Точно в таком же смысле французские авторы (Дюга) называют смех «detente» — проявление разряжения. И даже формула А. Бейна: «Laughter a relief from restraint» кажется мне не так уж далеко отстоящей от толкования Спенсера, как хотят нас уверить некоторые авторы.
Мы, однако, чувствуем необходимость видоизменить мысль Спенсера и отчасти определить более точно, отчасти изменить содержащиеся в ней представления.
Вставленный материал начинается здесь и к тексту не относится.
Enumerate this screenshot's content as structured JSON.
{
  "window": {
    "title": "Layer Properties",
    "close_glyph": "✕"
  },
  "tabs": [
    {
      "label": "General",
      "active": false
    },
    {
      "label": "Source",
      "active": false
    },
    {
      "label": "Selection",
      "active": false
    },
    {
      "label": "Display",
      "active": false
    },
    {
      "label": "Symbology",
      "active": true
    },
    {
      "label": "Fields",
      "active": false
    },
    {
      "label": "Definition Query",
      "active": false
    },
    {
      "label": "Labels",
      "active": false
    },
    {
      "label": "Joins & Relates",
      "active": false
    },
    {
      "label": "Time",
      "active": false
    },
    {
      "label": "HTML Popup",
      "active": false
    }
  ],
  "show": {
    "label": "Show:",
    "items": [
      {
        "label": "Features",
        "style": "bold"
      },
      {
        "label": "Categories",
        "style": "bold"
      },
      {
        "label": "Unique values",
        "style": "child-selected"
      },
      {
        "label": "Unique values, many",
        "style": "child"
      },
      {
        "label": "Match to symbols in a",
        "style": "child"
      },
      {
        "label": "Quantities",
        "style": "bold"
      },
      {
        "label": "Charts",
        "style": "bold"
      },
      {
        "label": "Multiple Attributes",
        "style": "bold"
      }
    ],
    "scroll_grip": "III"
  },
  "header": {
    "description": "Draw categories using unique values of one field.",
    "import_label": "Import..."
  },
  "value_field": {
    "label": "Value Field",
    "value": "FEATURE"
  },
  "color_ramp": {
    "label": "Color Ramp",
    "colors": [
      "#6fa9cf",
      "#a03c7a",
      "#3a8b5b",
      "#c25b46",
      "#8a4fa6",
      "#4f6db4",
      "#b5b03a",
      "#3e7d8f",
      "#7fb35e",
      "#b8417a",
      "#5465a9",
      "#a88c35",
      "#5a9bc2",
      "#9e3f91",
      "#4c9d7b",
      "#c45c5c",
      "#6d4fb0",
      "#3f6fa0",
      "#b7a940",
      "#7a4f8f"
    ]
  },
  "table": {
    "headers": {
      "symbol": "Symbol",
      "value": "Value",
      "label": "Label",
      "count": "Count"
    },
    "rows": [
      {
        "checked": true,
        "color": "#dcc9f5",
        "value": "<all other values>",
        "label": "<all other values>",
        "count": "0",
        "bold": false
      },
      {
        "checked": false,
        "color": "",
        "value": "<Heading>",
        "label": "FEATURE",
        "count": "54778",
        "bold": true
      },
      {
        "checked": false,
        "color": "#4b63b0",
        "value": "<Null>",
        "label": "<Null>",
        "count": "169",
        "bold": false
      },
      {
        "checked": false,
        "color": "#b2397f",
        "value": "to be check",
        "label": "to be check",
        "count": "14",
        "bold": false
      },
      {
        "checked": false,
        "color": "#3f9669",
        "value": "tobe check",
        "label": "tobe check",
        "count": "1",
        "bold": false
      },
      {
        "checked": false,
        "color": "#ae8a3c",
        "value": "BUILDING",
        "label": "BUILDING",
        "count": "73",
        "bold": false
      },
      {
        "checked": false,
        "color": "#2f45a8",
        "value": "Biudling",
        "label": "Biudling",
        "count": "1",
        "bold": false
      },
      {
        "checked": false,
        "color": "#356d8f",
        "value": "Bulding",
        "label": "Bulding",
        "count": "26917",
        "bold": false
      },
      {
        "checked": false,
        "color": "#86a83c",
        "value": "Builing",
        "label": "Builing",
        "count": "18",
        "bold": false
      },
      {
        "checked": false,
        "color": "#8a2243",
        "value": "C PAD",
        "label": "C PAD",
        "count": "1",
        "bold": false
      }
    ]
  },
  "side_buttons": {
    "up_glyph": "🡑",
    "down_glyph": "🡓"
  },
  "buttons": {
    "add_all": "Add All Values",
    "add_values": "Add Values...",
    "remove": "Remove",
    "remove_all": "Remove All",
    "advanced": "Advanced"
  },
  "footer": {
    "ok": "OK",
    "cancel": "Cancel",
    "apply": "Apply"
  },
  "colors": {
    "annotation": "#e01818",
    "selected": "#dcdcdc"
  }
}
Мы сказали бы, что смех возникает тогда, когда некоторая часть психической энергии, тратившаяся раньше, чтобы занять некоторые психические пути, осталась без применения для этой цели и потому беспрепятственно реагирует на комическое. Мы ясно представляем себе, какую «дурную славу» навлекаем на себя такой постановкой вопроса. Но мы решаемся процитировать в свое оправдание великолепную фразу из сочинения Липпса о комизме и юморе. Из него можно почерпнуть объяснение не только комизма и юмора, но и многих других проблем. В конце концов, отдельные психологические проблемы ведут всегда чрезвычайно глубоко в психологию, так что в основе ни одна психологическая проблема не может обсуждаться изолированно. Понятия «психическая энергия», «отреагирование» и количественный учет психической энергии вошли в мой повседневный обиход с тех пор, как я начал философски трактовать факты психопатологии. И уже в своем «Толковании сновидений» (1900) я, согласно с Липпсом, сделал попытку считать «собственно деятельными в психическом смысле» те психологические процессы, которые сами по себе бессознательны, а не процессы, составляющие содержание сознания [65] . Только когда я говорю о занятии психических путей, я как будто отдаляюсь от употребляемых Липпсом сравнений. Познание способности психической энергии передвигаться вдоль определенных ассоциативных путей, а также познание сохранения почти неизгладимых следов психических процессов побудили меня фактически сделать попытку картинного изображения неизвестного. Чтобы избежать недоразумений, я должен присовокупить, что не сделал ни одной попытки провозгласить клетки, волокна или приобретающую теперь все большее значение систему невронов субстратом для этих психических путей, хотя каким-то не известным еще образом такие пути следовало бы представить как органические элементы нервной системы.
65
См. отрывок в цитировавшейся книге Липпса, гл. VIII «О психической силе» и т. д. (Сюда же относится «Толкование сновидений» VIII.) «Итак, остается в силе общее положение: факторами психической жизни являются не процессы, составляющие содержание сознания, а сами по себе бессознательные процессы. Задача психологии, если только она не хочет заниматься простым описанием содержания сознания, должна заключаться в том, чтобы из качества содержания сознания и его временной связи сделать вывод о природе этих бессознательных процессов. Психология должна быть теорией этих процессов. Но такая психология очень скоро найдет, что существуют совершенно различные особенности этих процессов, которые не представлены в соответственном содержании сознания». (Липпс, I. с. 123.)